When I’m in a bookshop trawling through the poetry section trying to decide what to buy and I don’t know the poet’s name there are a number of factors which will persuade me to purchase this book rather than that one.

Partly it’s the front cover, partly it’s the size – will it fit into my pocket, partly it’s the title and mostly it’s the bit on the back.

The bit that supposed to attract me. Which is why I can’t understand why so many of these back covers are so poor. I’m not interested in endorsements from well known poets – they could be their best mates for all I know, a picture of the poet is irrelevant and the descriptions of the type of poetry inside usually make my eyes glaze over within the first sentence.

How many ‘he sees things as they should be seen’, ‘an appreciation of the physical world’, ‘unusual personal shadows’. ‘new spaces through language’ need to be written. They are interchangeable.

And worst of all are the ones that make me actually put the book back on the shelf without further thought as in ‘This book is groundbreaking’. As if.

Ironically the type of publisher that makes me open a book in the bookshop ( which is surely the point ) is Faber and Faber who put nothing on the back and only the author’s name and the title on the front.

Thursday, 4 July 2013


Every month or so I meet up with poets Ron Scowcroft and Martin Domleo for chat about poetry. Last week was one of those occasions and the talk drifted, as it does, about recent readings we’ve been to and what’s coming up.

And we discovered that we’d all recently been to events where some poets had been wearing hats. With feathers in them.

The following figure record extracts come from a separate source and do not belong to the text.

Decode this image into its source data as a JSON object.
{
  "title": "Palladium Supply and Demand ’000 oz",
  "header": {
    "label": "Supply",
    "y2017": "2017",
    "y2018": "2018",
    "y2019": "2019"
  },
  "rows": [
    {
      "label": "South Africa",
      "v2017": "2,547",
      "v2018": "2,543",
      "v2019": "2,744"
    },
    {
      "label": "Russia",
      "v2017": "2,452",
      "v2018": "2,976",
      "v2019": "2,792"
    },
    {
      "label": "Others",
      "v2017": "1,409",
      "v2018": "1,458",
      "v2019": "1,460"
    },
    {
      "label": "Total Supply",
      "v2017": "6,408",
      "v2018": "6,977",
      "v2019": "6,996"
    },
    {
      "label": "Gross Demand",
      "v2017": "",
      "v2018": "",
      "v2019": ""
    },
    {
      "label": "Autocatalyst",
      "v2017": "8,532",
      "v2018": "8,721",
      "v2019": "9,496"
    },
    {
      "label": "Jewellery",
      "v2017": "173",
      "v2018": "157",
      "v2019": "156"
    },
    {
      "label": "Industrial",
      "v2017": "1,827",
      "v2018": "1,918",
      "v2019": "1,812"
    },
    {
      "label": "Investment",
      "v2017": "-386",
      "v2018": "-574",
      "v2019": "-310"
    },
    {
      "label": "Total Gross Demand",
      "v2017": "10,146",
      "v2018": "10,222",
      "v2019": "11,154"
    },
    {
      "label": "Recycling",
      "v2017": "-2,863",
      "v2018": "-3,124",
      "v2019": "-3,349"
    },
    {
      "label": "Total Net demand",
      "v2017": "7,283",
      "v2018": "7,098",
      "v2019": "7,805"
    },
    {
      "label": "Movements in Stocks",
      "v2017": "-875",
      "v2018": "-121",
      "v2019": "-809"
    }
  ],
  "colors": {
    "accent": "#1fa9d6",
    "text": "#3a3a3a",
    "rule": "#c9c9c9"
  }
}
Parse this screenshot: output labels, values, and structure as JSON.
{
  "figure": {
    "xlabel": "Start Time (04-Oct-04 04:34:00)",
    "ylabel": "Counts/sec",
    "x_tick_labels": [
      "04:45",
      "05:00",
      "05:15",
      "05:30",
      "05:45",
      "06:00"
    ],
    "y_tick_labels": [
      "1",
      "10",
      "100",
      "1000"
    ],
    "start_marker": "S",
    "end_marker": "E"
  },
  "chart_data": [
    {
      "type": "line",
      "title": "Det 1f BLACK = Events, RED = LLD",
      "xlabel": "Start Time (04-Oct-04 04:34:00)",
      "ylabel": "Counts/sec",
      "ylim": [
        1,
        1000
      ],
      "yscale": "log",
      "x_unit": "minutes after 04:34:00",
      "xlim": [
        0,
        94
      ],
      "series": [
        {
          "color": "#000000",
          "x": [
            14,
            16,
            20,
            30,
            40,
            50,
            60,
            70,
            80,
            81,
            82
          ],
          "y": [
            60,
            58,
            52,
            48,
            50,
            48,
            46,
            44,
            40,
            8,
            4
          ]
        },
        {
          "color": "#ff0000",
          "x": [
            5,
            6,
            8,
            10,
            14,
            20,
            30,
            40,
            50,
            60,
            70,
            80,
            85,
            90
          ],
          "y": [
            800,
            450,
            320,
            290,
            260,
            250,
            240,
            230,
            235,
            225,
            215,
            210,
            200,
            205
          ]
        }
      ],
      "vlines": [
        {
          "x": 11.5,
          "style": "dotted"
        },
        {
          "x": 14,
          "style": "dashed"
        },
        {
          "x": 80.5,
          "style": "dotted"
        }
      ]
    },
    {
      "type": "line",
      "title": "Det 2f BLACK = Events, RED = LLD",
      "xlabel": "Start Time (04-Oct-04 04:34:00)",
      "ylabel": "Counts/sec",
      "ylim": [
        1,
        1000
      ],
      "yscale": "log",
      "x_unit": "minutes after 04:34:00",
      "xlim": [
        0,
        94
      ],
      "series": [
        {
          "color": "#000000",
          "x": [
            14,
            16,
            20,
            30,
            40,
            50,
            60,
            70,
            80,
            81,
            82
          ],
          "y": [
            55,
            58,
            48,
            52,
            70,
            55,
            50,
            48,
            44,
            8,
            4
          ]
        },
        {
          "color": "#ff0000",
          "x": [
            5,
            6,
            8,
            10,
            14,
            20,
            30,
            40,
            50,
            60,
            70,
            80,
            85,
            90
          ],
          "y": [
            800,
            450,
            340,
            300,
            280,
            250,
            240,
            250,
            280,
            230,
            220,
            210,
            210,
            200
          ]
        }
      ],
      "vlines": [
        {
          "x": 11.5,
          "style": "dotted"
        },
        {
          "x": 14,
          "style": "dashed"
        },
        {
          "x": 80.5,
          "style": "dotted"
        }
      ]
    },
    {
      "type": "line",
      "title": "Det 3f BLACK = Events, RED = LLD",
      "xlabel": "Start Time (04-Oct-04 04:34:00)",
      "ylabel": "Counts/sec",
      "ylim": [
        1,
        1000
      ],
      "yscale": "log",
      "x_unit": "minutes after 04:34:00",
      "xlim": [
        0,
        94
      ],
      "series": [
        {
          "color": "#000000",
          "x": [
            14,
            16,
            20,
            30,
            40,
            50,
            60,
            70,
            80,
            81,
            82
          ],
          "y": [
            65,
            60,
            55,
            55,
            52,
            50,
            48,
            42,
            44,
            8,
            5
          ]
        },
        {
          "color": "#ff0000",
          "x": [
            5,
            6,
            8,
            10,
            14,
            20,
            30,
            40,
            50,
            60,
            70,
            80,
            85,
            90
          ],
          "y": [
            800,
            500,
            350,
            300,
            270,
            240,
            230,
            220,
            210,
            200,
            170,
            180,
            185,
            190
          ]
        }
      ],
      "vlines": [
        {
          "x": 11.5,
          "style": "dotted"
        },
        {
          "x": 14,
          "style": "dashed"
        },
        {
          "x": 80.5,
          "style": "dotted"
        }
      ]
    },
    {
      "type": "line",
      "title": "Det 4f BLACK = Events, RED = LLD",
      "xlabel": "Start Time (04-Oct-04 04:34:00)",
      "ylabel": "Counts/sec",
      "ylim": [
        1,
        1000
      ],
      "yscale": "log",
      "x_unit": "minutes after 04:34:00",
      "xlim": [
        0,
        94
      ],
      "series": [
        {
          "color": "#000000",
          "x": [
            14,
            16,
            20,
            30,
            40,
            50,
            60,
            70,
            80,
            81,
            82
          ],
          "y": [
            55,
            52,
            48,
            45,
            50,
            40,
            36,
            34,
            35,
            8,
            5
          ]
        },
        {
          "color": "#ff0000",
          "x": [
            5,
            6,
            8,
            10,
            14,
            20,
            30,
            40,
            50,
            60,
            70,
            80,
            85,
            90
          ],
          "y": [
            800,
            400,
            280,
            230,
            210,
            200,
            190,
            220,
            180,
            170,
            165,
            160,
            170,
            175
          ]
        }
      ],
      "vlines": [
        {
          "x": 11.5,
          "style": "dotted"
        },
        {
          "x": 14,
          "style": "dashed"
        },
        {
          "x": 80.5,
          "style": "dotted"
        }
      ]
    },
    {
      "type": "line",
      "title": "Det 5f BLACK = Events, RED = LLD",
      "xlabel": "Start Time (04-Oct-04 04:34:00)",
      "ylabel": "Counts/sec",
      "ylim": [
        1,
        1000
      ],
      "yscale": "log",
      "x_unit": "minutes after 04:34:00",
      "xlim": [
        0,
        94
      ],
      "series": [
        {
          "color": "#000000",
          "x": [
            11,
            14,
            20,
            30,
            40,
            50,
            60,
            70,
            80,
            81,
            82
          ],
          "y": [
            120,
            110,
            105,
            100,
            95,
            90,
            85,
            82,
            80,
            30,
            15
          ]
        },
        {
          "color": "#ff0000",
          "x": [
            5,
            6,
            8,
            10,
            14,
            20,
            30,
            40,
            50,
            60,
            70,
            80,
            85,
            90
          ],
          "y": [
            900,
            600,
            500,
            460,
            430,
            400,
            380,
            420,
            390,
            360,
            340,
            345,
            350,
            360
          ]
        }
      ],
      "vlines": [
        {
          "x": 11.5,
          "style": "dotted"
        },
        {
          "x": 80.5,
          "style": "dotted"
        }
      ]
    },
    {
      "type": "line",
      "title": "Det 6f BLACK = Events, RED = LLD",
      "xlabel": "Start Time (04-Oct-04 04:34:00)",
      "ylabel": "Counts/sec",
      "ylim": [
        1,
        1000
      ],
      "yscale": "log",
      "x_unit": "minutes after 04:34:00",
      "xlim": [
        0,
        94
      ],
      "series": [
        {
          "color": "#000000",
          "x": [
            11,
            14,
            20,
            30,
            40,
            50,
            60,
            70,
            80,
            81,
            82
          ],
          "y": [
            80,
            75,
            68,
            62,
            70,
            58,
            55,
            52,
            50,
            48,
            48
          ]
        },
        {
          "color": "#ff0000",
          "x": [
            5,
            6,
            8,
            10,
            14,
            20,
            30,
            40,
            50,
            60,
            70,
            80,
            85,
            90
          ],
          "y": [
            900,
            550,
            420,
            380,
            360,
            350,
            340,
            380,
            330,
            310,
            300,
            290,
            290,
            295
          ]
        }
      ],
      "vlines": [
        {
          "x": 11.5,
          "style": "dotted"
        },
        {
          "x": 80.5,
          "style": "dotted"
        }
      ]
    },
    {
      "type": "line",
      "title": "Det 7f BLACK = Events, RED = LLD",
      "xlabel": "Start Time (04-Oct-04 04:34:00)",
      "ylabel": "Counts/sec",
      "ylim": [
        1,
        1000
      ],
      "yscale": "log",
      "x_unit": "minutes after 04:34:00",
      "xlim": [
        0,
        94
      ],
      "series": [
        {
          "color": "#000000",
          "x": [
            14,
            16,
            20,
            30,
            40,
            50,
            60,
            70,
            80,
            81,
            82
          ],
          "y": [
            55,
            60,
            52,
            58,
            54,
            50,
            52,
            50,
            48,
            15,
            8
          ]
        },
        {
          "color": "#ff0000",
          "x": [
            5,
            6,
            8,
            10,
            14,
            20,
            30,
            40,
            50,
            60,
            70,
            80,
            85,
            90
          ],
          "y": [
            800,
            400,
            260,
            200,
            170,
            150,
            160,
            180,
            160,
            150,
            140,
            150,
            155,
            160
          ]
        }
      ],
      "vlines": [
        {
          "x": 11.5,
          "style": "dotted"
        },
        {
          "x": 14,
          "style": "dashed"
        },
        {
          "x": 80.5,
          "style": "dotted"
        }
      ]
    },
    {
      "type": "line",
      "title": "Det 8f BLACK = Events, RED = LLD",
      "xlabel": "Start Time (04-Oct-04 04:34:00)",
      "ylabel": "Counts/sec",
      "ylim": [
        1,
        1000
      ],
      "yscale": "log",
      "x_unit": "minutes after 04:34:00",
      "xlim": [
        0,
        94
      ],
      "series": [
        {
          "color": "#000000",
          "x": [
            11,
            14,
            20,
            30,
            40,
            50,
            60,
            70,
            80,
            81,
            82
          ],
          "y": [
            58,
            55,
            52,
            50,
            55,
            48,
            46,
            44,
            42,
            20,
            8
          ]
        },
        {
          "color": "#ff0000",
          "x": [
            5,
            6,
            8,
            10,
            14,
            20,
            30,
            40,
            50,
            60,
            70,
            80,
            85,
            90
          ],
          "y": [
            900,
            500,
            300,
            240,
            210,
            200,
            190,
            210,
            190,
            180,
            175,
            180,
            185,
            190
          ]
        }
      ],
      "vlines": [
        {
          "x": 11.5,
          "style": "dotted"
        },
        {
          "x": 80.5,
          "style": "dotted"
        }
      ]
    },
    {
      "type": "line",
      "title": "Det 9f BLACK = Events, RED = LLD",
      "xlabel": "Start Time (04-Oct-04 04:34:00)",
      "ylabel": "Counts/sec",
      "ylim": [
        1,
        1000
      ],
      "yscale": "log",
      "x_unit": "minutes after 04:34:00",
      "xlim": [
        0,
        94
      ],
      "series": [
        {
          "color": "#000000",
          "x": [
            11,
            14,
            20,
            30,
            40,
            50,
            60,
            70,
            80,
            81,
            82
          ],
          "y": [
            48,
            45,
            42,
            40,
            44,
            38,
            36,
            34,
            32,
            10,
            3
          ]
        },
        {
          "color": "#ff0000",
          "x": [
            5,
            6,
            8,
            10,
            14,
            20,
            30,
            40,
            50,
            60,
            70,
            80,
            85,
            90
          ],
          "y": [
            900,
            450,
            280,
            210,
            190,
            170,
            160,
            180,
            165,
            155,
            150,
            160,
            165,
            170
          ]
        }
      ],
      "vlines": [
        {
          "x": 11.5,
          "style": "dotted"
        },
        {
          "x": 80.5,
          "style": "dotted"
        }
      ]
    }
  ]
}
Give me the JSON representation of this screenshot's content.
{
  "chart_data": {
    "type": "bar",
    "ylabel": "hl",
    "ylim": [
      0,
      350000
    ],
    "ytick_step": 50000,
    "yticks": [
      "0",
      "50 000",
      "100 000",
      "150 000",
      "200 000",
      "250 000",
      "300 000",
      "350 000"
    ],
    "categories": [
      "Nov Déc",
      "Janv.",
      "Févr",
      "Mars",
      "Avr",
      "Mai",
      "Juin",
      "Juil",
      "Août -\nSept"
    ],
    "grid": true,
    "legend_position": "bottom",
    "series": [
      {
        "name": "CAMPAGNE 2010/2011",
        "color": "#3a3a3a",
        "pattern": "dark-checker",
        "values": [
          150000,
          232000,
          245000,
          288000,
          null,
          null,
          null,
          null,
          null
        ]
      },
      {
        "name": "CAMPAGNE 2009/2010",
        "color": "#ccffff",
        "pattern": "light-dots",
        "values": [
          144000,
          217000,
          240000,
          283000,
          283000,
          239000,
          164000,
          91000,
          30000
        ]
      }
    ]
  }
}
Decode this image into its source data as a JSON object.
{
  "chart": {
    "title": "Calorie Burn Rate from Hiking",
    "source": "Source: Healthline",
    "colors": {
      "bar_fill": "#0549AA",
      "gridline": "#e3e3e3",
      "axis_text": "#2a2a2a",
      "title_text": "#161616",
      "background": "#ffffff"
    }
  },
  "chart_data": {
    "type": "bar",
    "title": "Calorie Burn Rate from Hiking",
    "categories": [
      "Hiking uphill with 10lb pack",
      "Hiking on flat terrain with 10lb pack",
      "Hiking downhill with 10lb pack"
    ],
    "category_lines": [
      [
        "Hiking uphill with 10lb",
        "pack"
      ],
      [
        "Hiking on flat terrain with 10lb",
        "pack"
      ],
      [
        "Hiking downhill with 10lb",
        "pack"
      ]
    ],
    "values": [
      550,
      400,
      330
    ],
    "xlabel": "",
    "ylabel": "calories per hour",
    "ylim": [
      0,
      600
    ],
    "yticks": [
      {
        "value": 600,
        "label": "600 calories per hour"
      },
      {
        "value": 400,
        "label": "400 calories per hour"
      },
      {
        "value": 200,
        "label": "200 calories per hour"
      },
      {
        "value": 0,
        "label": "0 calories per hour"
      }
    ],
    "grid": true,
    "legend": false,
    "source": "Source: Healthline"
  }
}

Which brought the unanimous verdict that this trend was not to be encouraged.

Indeed, I’d take it further and suggest that any form of poetic dress code involving capes, scarves, greatcoats, frills, headbands, waistcoats, cowboy boots or Doc Martens should be reported to the Poetry Society who will be obliged to issue a first formal warning to those wearing such apparel. On further transgressions the poet would be forced to attend the Glastonbury Festival.

Apart from anything else wasn’t the wearing of hats indoors supposed to be rude.

It just so happened that this week I came across a poem by Tony Curtis entitled ‘Hat’ which include the lines: I wanted a hat with gold, purple/saffron, the yellow of a buttercup,/the red of a butterfly:/so that even a stranger,/passing at a distance,/could see the poet in me.

It’s in his book ‘The Well in the Rain’ from Arc Publications.